Warum die Eile? Ein Aufruf zur kritischen Reflexion über die rechtlichen und menschenrechtlichen Implikationen eines möglichen neuen internationalen Pandemievertrags – EJIL: Talk! (ejiltalk.org)

Über den Autor

Rechtsanwälte für Grundrechte

Wir haben uns als unabhängige, keiner politischen Partei oder Bewegung angehörige Rechtsanwälte/innen aus Anlass der infolge COVID-19 seit März 2020 gesetzten staatlichen Maßnahmen zum Schutz von Freiheit und Demokratie, des Rechtsstaates und seiner rechtsschutzsuchenden Bevölkerung vernetzt und auf dieser Plattform zusammengeschlossen.

5 Kommentar

  1. C.W.

    Ist es nicht notwendig das man über solche zentralistischen Verträge in den Nationalstaaten das Volk abstimmen lässt?
    Das hiese ja die WHO kann jede Atemwegserkrankung wie zum Beispiel Influenza wieder umetikettieren mittels Modellrechnung und dann sind wir wieder im Lockdown. Die sollen doch das Kind beim Namen nennen, die möchten eine Weltherrschaft über die Gesundheit der Menschen obwohl denen das letztere komplett egal ist. Wenn die sich wirklich Sorgen um das Wohl der Menschheit machen würden hätte es all dies nicht gebraucht, denn dann wäre es gar nie soweit gekommen.

  2. Josef Mörtl

    Leider, meines Erachtens für juristische Laien nicht verständlich oder hilfreich. Schätze Eure Arbeit aber trotzdem sehr.

    1. Lydia

      Ich bin auch juristischer Laie und lese hieraus: Jeder Verein, jedes Unternehmen, jeder einzelne Mensch, der heute die 3G-Regeln kontrolliert oder mitmacht*, trägt dazu bei, dass sich national und international die nächsten Schritte entwickeln – und diese gehen augenscheinlich in keine gute Richtung. Je früher jede/r aufhört, mitzumachen, und sein/ihr Leben in Freiheit selbst gestaltet, desto früher können wir alle unser Leben wieder in Freiheit leben.
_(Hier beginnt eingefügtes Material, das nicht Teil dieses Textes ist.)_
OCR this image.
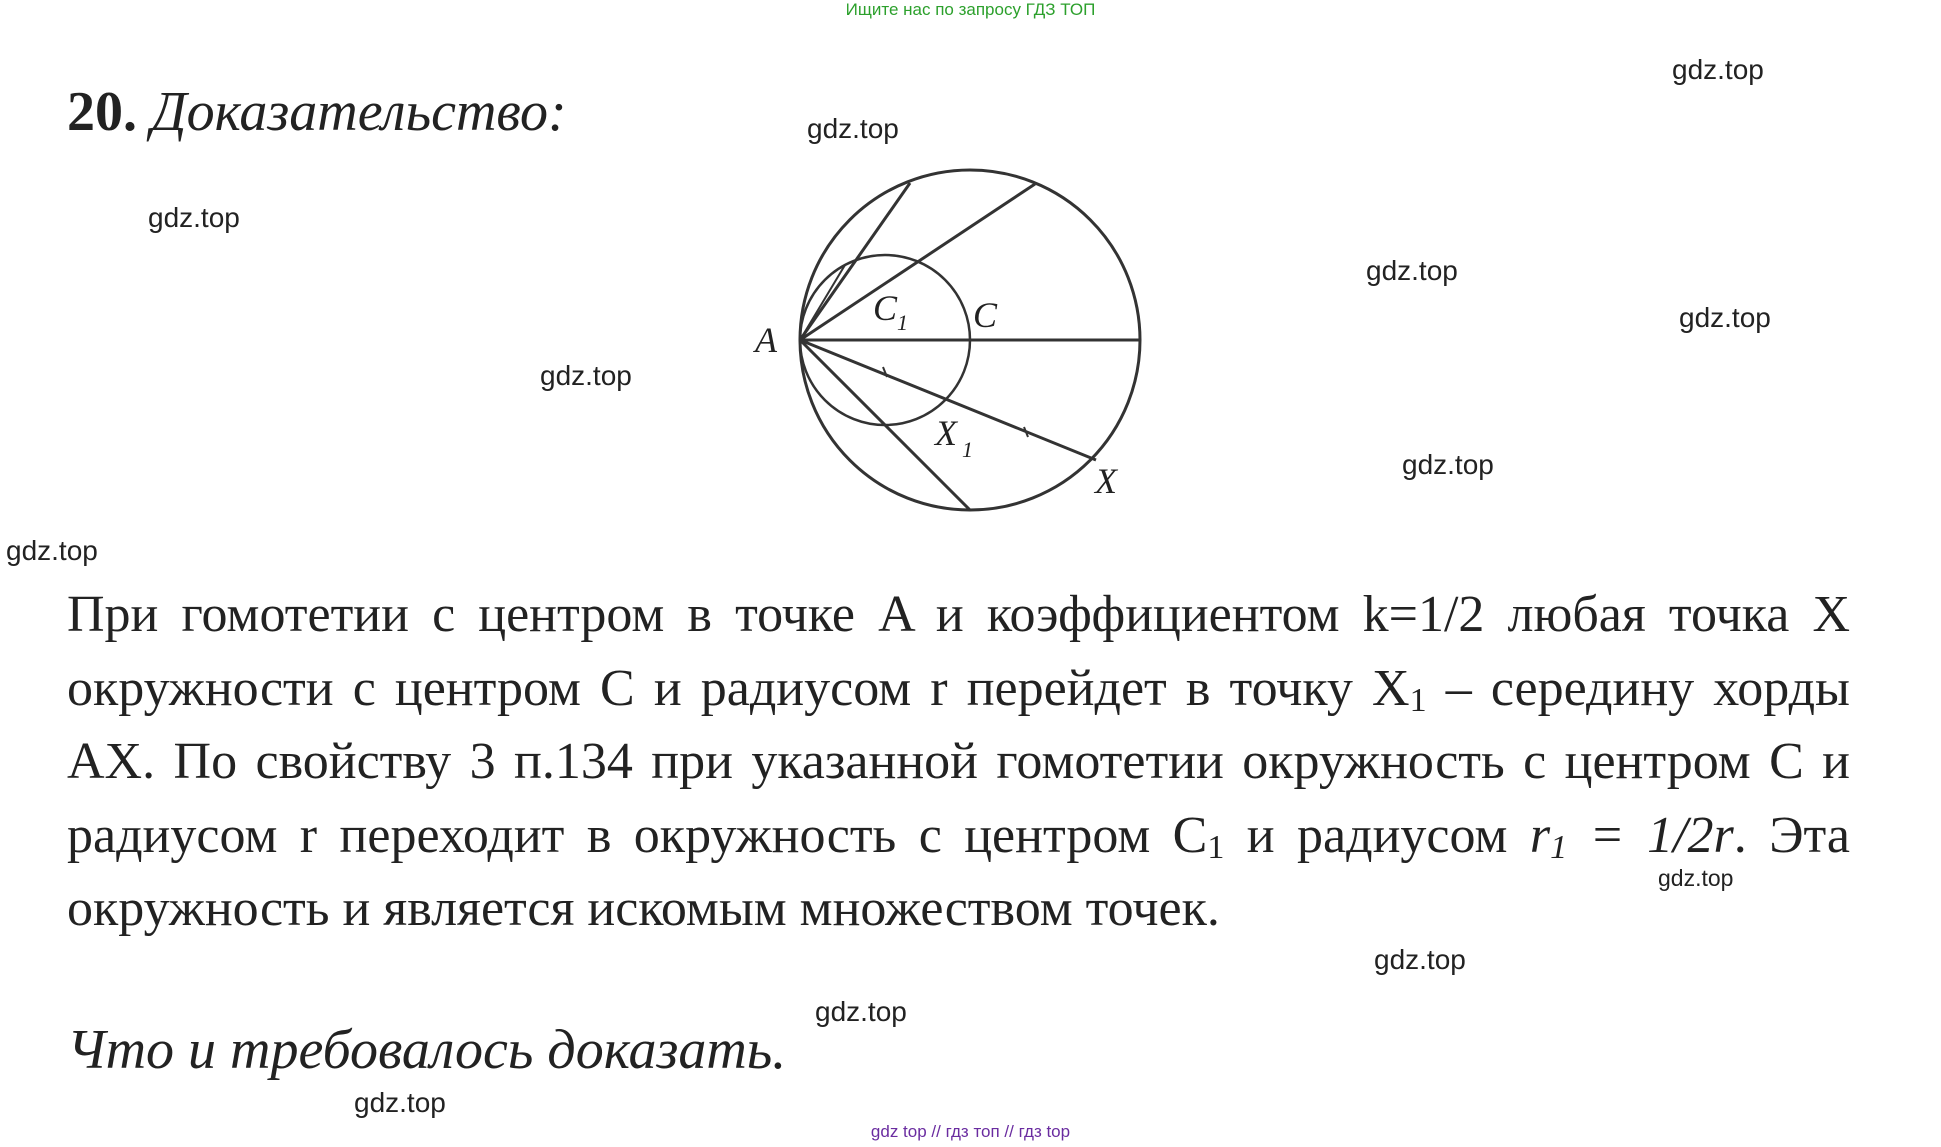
Ищите нас по запросу ГДЗ ТОП
gdz.top
gdz.top
gdz.top
gdz.top
gdz.top
gdz.top
gdz.top
gdz.top
gdz.top
gdz.top
gdz.top
gdz.top
20. Доказательство:
A
C 1 C
X 1
X
При гомотетии с центром в точке A и коэффициентом k=1/2 любая точка X окружности с центром C и радиусом r перейдет в точку $X_1$ – серединy хорды AX. По свойству 3 п.134 при указанной гомотетии окружность с центром C и радиусом r переходит в окружность с центром $C_1$ и радиусом $r_1 = 1/2r$. Эта окружность и является искомым множеством точек.
Что и требовалось доказать.
gdz top // гдз топ // гдз top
      [*] Es sei allen Menschen freigestellt, die angebotenen medizinischen Möglichkeiten (Testen, Impfen, …) zu nutzen. Wer sie aber als Eintrittsschein für das gesellschaftliche Leben (Veranstaltungen, Gastronomie, Reisen, Bildung, …) verwendet, darf sich darüber bewusst sein, dass er/sie damit viele andere aus diesem gesellschafltichen Leben ausschließt.

  3. horst mueller

    Für souveräne Staaten sind solche übergeordneten Machtstrukturen abzulehnen. Die WHO soll nur Empfehlungen an andere Staaten ausprechen können.
    Bei übergeordneten Machtstrukturen wie die WHO oder anderen, besteht immer die Gefahr von diktatorischen und undemokratischen Vorgangsweisen. Ein gutes Beispiel ist, die Neudefinition was eine Pandemie ist.
    Also ein klares Nein zu nichtgewählten Machtstrukturen ausserhalb eines Staates.

  4. Horst Mueller

    Einfach aus der WHO austreten, Problem gelöst.